Lakshman Joshi is a social services inspector with the Mumbai police force (think SVU). His own daughter Aruna was kidnapped and the copper still isn’t over it. Neither is his wife Leela. In fact, they might both be losing their grip on reality, but in very different ways. When Joshi starts investigating the suspected abduction of another young girl named Naina, her case and that of his daughter become intertwined with the presumed visions Joshi has had of a seedy nightclub ironically called Paradise.

As Joshi chases a shadowy figure through the city’s rain-drenched streets, he experiences increasing difficulty distinguishing reality from his visions. It might even be bigger than Joshi’s problematic perception, as the film’s border between reality and fantasy becomes increasingly porous.

Sunrise is the sort of massively stylish Lynchian-film-on-acid that can overwhelm even the sturdiest screen presence. However, Adil Hussain’s absolutely riveting work as Joshi stands out and stands tall. It is a haunting, soul-searing performance that is all the more impressive given the gallons upon gallons of water that are dumped on him over the course of the film.

The ultra-noir and uber-surreal tone of Sunrise makes it unlikely to go mainstream, which is too bad, because it has an important message. Coming in the wake of the India’s Daughter censorship controversy, it viscerally addresses another social pathology many Indians are inclined to sweep under the rug. With recent studies suggesting 53% of the nation’s children have suffered some form of sexual abuse, you can quibble with numbers here and there, but the trends and the magnitudes are undeniably alarming.
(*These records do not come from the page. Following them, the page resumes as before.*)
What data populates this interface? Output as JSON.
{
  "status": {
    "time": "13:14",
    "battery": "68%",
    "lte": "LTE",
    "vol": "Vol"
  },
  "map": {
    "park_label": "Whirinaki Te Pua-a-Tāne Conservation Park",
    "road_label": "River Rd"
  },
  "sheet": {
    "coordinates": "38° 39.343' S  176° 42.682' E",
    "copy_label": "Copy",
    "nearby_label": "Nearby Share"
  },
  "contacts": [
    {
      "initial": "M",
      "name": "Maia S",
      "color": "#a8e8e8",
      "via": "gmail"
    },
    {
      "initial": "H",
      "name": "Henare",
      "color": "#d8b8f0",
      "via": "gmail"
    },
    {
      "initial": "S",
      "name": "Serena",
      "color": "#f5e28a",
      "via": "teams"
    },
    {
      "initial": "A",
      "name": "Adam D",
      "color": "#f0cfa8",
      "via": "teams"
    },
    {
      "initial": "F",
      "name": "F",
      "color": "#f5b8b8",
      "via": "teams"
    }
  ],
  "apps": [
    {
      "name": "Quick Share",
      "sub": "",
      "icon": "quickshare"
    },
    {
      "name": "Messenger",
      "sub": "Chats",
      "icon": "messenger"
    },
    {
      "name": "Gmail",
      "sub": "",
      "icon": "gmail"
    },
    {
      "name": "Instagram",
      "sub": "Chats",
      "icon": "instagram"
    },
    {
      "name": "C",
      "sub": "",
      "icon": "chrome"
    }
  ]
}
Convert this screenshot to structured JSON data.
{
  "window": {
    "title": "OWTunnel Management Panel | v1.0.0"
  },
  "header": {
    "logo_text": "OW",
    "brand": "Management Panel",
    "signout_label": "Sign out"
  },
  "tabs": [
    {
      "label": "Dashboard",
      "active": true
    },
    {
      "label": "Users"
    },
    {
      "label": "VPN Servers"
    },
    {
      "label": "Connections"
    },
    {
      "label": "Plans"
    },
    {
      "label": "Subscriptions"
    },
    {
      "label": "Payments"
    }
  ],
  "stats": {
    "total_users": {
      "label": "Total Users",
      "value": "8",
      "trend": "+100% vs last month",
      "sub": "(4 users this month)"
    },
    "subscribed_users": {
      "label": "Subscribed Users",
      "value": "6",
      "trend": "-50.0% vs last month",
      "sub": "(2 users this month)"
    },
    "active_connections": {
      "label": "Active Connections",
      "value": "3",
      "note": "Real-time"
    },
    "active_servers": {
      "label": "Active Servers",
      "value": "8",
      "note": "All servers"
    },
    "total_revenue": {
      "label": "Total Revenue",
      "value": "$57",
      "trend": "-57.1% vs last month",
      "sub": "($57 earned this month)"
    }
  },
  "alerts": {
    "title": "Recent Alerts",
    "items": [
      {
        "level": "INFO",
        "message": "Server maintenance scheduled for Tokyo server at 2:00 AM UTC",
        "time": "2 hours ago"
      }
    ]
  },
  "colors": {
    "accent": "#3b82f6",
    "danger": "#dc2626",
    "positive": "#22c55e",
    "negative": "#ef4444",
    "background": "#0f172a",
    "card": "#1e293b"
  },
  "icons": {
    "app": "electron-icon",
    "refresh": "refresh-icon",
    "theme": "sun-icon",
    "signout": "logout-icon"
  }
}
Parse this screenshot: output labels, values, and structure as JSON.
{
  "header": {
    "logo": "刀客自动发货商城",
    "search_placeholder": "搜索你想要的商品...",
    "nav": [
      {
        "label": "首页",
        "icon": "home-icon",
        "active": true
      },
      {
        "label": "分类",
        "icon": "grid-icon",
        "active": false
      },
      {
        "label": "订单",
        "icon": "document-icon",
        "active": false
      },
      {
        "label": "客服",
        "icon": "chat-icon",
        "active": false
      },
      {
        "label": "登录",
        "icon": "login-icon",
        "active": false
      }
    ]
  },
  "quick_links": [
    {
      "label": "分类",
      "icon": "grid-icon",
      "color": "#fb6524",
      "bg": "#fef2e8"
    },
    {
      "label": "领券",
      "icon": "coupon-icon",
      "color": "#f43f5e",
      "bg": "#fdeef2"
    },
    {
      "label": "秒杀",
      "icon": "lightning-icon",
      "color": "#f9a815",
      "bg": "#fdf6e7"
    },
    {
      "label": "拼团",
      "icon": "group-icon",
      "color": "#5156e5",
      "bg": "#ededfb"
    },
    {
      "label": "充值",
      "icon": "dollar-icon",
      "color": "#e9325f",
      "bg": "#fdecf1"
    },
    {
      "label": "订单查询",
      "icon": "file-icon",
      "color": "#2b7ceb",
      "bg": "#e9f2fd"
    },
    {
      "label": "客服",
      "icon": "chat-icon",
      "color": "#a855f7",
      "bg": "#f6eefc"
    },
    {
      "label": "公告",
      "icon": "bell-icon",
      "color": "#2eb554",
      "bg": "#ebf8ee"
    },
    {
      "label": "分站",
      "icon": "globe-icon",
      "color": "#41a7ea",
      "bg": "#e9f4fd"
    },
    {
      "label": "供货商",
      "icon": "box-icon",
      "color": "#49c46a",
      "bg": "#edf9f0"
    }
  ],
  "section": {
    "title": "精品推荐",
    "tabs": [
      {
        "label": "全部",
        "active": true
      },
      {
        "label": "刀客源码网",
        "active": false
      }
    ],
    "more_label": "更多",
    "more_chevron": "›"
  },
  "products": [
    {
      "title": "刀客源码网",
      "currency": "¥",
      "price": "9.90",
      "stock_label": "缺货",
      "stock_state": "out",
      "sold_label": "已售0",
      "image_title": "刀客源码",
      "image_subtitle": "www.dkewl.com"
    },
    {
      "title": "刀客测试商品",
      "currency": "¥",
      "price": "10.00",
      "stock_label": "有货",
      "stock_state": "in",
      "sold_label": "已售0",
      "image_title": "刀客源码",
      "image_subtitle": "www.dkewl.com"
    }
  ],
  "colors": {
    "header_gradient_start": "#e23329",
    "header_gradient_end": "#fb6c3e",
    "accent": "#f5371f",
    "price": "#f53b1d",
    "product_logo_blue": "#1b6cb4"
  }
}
Be that as it sadly is, Sunrise is a bravura work of auteurist cinema. Sen-Gupta and cinematographer Jean-Marc Ferriere give the film a striking look, using the lurid Giallo color palate and the traditional nocturnal neons of film noir. Highly recommended for fans of high-end mind-benders with a social purpose, Sunrise screens again tonight (4/22) and tomorrow (4/23), as part of this year’s Tribeca Film Festival.